Hospices Civils de Lyon, Université Claude Bernard Lyon1, Hôpital Lyon-Sud, Service d’hépato-gastroentérologie, Bâtiment 3A, 165 Chemin du Grand Revoyet, 69310 Pierre-Bénite
INSERM U1111 – Centre Internationalde Recherche en Infectiologie (CIRI), Lyon
Despite a wide therapeutic armamentarium in inflammatory bowel diseases, the usefulness of combotherapy (immunosuppressants and biologics) remains discussed case by case and should take into account the benefit/risk ratio. In the absence of contraindication, combotherapy should be considered with infliximab as soon as first line therapy in order to optimize efficacy and to avoid immunisation responsible for lost of response. Combotherapy should also be considered after a first immunogenic failure with anti-TNF and that whatever the anti-TNF used in second line.
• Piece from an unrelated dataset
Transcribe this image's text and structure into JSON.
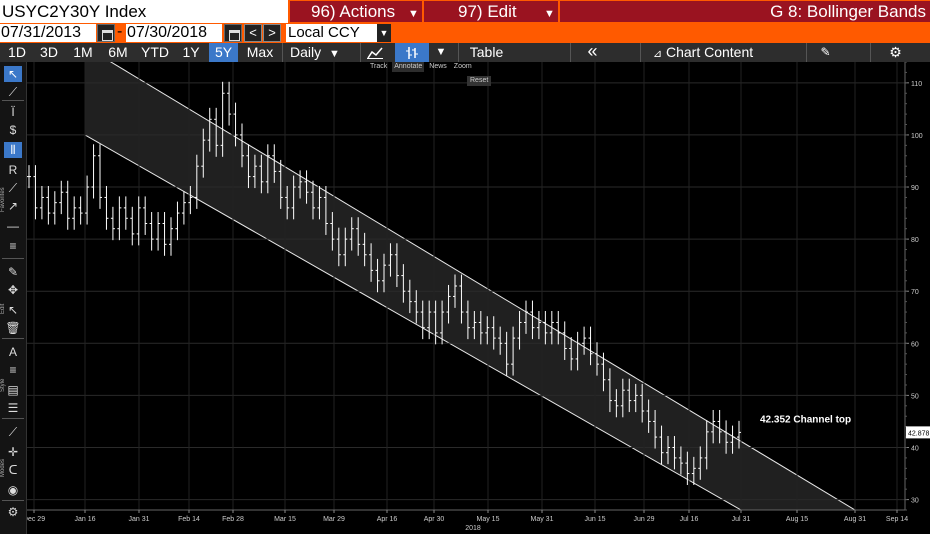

In case of risk factors especially in Crohn's disease (perianal or extensive lesions), adalimumab should be associated with immunossupressants. The benefit of combotherapy with other biologics (ustékinumab, védolizumab) has not yet been demonstrated. Addition of a second biologic in severe and refractory Crohn's disease or IBD associated with immune mediated inflammatory diseases uncontrolled under a first biologic could be considered after discussion in multidisciplinary meeting. The efficacy of such strategy of combining simultaneously 2 biologics remains to be fully demonstrated. Nevertheless, such strategy could be efficient in some selected IBD patients with an overal good tolerance even if an increased risk of infections should be taken into account. In this short review, we will finally report the usefulness of alternative strategy using bispecific therapeutic monoclonal antibodies in IBD.